Not long before, our striped glasses had landed in one of the most iconic dining places in Venice. Established in 1973 by Ernesto Ballarin, Vini Da Arturo is a seven-table restaurant whose setting and furnishing have been stuck in time for almost 50 years: wooden walls and benches, white cloths, and a laidback osteria look achieved with a jumble of news clippings, pictures, drawings and messages from international celebrities lining the walls.

Countless visitors have loved and sometimes even fetishized Da Arturo over the years. The place is both familiar and disorienting, an unassuming space where you are encouraged to “eat with your hands, sucking the meat from the bone” — but where you might be cleaning your plate with the scarpetta alongside a movie star or two.

Actors, artists, directors and other celebrities have frequented Ernesto’s restaurant over the years.

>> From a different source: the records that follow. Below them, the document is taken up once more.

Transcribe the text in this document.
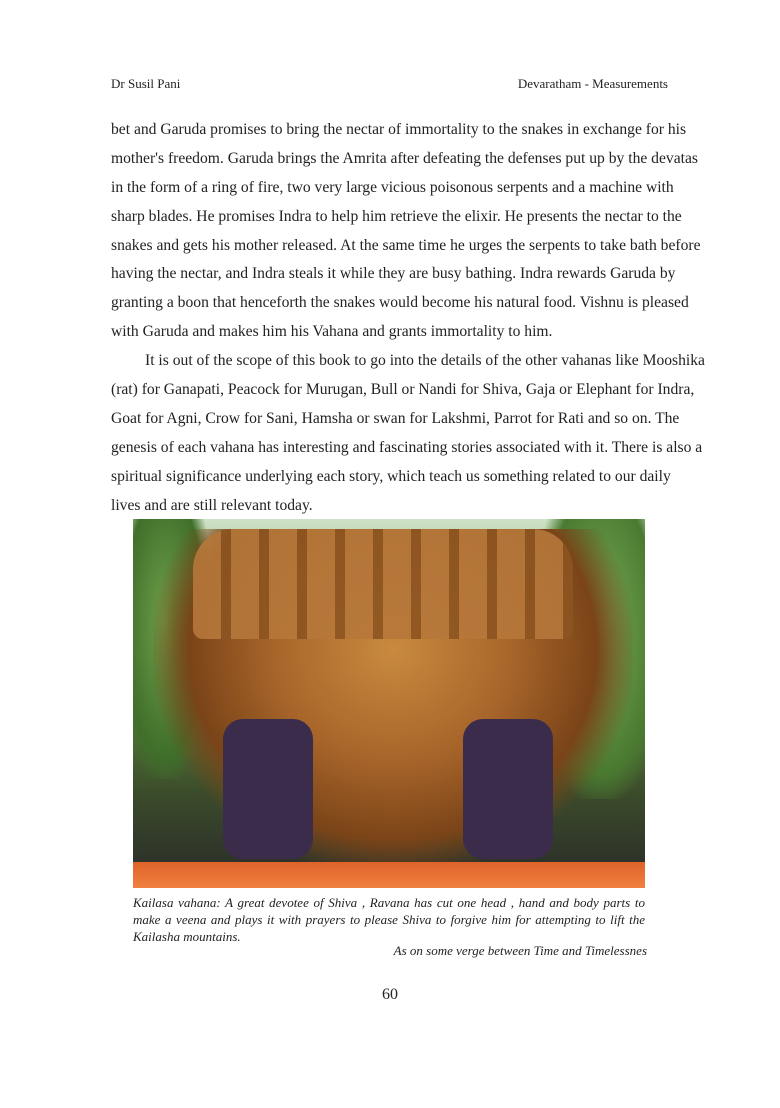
Dr Susil Pani	Devaratham - Measurements
bet and Garuda promises to bring the nectar of immortality to the snakes in exchange for his
mother's freedom. Garuda brings the Amrita after defeating the defenses put up by the devatas
in the form of a ring of fire, two very large vicious poisonous serpents and a machine with
sharp blades. He promises Indra to help him retrieve the elixir. He presents the nectar to the
snakes and gets his mother released. At the same time he urges the serpents to take bath before
having the nectar, and Indra steals it while they are busy bathing. Indra rewards Garuda by
granting a boon that henceforth the snakes would become his natural food. Vishnu is pleased
with Garuda and makes him his Vahana and grants immortality to him.
It is out of the scope of this book to go into the details of the other vahanas like Mooshika
(rat) for Ganapati, Peacock for Murugan, Bull or Nandi for Shiva, Gaja or Elephant for Indra,
Goat for Agni, Crow for Sani, Hamsha or swan for Lakshmi, Parrot for Rati and so on. The
genesis of each vahana has interesting and fascinating stories associated with it. There is also a
spiritual significance underlying each story, which teach us something related to our daily
lives and are still relevant today.
Kailasa vahana: A great devotee of Shiva , Ravana has cut one head , hand and body parts to
make a veena and plays it with prayers to please Shiva to forgive him for attempting to lift the
Kailasha mountains.
As on some verge between Time and Timelessnes
60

Signed, framed photographs of Cindy Crawford and Tobey Maguire hang on the walls, while a vintage photo album circulating the dining room features 100-plus photos of Ernesto with stars like Kobe Bryant and Kim Kardashian. Barbra Streisand is an affectionate client and Susan Sontag was a friend.

The founder, who is now 80 and in 1966 survived the dramatic flooding called “acqua granda”, has a lively humor, a bright mind and a strong personality. Back in the days he had the stubbornness to open the first no-fish restaurant in Venice, and he also wanted it to be small. “Why a small place?” “Why a meat restaurant in Venice?” he replies.

Despite its unpretentious look, closer inspection reveals a pricy menu that is justified by the quality of the ingredients and the attention to detail in the table settings — the glasses are Berlingot after all.

Ernesto shares his legacy with Hani Benjamin, his business partner and friend of 25 years who recently took over ownership of the restaurant. Hani, an elegant man in his 50s, used to come and eat here after moving to Venice from Egypt. When I ask Ernesto what’s his favorite thing about this place, he answers, “Him.” And when he talks about the future, he seems very happy and confident about what will come after he’s gone. “Real skill is knowing how to continue, and I have complete faith in him. He’s very good,” Ernesto says.

Hani’s arrival marked some changes, and introduced a new tradition: moving for two months each year into the private kitchens of Da Arturo’s most loyal international customers, who had to dine at the restaurant for years to earn the privilege. Although he refuses to name names, I ask, “How did you start cooking for important personalities in the U.S.?” “By telling them no for twenty years,” Ernesto says.

Despite “not having spent a penny in advertising in his whole career,” a number of travel guides – those Ernesto claimed were trying to sell him a space he didn’t need to buy – have named Vini da Arturo as an “institution” of the Venetian food scene. The kitchen offers a small menu of simple vegetable and meat-based dishes that were mostly designed by Ernesto himself back in the 1970s. The list has slightly changed since then, but his legendary braciola all’arturo fried pork chops continue to attract visitors from every part of the world.

“It took me more than a year to develop the recipe,” he says. “I was trying different cuts and frying methods, and vinegar of course, I had to work a lot to reach the right flavor.”

At some point of our lunch Ernesto declares that “Nothing makes sense.” “They are famous,” he adds. “But me, I’m the most famous one.” It’s true. Chez Arturo, counts and countesses still eat sitting on bare wooden benches, squeezing between one another in order to consume Ernesto’s food. Everybody does.

This place feels like home, maybe because in part it really is. Marcantonio has been visiting the diner since he was born, and his mother Marie, the founder of our company, was a dear friend of Ernesto and Hani.

Between Da Arturo’s walls everyone can perceive a unique vibe, casual style and electric mood. Its myth, evolving over time while staying real and truthful to itself, proved the power of one idea: luxury lies in simple things. This is the vision we share with Ernesto: a taste for essentiality and the deep belief that authenticity is gold.